Hutbede şu ifadelere yer verildi:
“Milli Mücadelemizin zaferle taçlanışının, bağımsızlık güneşinin ülkemiz üzerine yeniden doğuşunun, Cumhuriyetimizin ilan edilişinin yüzüncü yılındayız. Cenâb-ı Hak, aziz milletimizi nice asırlar rızasına uygun işler yapmaya muvaffak eylesin. İlelebet devletimizi payidar, milletimizi bahtiyar eylesin.
Yüz yıldır, bütün zorlukları Rabbimizin lütuf ve inayeti, milletimizin feraset ve basiretiyle aştık. Güçlü bir devlet olma yolunda büyük mesafeler kat ettik. Efendimiz (s.a.s)’in ‘Birbirinize haset etmeyin ve kin beslemeyin. Birbirinize sırt çevirmeyin.

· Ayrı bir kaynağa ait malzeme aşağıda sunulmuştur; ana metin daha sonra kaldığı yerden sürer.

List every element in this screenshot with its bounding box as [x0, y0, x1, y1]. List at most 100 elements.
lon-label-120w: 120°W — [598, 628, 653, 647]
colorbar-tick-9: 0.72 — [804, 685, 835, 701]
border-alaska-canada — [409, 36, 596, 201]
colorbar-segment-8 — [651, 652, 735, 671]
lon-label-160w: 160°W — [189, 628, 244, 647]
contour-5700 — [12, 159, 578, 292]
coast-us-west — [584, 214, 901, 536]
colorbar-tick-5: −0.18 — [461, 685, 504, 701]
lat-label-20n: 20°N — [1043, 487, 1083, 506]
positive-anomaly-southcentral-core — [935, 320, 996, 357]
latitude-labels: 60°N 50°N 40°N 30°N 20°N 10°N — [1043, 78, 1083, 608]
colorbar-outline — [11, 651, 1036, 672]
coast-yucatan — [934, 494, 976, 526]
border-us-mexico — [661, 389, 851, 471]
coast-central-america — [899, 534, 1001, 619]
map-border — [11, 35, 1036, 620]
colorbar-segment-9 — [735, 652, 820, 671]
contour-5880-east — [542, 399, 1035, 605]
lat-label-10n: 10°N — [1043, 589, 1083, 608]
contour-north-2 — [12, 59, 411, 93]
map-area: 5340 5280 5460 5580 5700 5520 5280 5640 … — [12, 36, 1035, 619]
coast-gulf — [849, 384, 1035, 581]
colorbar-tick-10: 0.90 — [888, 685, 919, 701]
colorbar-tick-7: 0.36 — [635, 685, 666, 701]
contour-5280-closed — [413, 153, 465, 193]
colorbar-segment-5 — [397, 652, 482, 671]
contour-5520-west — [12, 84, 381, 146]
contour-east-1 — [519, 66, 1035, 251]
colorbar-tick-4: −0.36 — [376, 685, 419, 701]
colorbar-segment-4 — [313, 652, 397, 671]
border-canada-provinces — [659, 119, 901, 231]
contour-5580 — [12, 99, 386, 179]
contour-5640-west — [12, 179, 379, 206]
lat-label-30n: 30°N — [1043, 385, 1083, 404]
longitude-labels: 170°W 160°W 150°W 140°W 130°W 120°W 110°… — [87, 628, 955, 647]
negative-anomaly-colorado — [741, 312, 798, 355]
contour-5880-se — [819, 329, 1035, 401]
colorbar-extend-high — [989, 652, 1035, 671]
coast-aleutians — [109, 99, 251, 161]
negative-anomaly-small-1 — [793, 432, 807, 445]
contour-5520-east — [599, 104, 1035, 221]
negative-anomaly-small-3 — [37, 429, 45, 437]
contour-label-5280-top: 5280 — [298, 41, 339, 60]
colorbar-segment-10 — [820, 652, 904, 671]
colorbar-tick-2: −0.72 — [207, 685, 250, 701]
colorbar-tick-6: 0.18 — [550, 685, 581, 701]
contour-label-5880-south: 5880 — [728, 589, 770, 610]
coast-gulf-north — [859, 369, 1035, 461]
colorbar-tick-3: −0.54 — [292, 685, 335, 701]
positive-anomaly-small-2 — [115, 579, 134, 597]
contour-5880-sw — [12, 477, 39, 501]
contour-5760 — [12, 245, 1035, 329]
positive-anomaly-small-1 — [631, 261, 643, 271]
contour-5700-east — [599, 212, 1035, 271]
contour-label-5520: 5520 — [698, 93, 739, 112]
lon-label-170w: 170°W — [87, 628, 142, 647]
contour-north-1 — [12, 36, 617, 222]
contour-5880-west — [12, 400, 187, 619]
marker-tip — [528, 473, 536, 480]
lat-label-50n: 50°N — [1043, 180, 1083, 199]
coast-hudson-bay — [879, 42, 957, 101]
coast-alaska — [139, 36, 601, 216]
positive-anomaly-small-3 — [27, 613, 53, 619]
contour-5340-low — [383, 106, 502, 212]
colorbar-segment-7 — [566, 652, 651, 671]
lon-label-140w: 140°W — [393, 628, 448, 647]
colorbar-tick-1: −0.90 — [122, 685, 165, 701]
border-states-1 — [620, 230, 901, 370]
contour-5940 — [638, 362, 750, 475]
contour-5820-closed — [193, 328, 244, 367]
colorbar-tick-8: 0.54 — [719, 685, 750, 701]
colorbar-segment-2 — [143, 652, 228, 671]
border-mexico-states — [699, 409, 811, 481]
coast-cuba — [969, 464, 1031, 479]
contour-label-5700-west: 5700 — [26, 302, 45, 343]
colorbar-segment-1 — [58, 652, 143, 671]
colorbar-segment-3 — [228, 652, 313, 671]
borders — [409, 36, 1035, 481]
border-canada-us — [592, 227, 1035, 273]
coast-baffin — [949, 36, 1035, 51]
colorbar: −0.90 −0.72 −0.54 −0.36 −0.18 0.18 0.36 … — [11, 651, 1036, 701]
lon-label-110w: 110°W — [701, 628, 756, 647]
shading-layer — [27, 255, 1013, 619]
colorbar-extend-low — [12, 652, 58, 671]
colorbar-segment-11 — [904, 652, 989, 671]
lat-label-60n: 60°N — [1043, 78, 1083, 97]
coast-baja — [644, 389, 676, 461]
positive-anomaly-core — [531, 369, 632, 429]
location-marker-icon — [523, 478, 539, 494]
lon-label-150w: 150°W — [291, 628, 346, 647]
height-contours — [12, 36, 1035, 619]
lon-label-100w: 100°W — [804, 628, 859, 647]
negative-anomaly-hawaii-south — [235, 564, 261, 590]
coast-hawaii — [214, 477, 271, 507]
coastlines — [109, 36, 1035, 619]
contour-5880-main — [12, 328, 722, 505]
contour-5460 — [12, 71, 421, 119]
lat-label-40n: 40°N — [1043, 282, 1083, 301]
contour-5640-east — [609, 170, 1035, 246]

Ey Allah’ın kulları kardeş olun!’ hadisi gereğince birbirimize güvendik, birbirimize dayandık. El ele, gönül gönüle vererek bugünlere ulaştık.
Cennet vatanımız, bizim için sadece bir toprak parçasından ibaret değildir. Bu topraklar, kıyamete kadar huzur ve güven içinde yaşamaya azmettiğimiz yurdumuzdur. Aziz şehitlerimizin canlarıyla, kahraman gazilerimizin kanlarıyla, Milli Mücadelemize önderlik eden devlet büyüklerimizin azim, gayret ve kararlılıklarıyla bize bıraktıkları yüce bir emanettir. Bu emanet her birimizin canından daha azizdir. Gerektiğinde can vereceğiz, canandan geçeceğiz, bütün varımızı feda edeceğiz; ancak ecdat yadigârı vatanımızdan İstiklâl Marşı’mızda da ifade edildiği gibi asla vazgeçmeyeceğiz.
Üzerinde yaşadığımız bu toprakları bize vatan kılan, yüz yıl önceki destansı mücadeleleriyle bağımsızlığımızı perçinleyen aziz şehitlerimizi ve kahraman gazilerimizi rahmet ve minnetle yâd ediyoruz. Rabbimiz, onların bıraktığı emanetlere sahip çıkabilmeyi bizlere ve nesillerimize nasip eylesin.”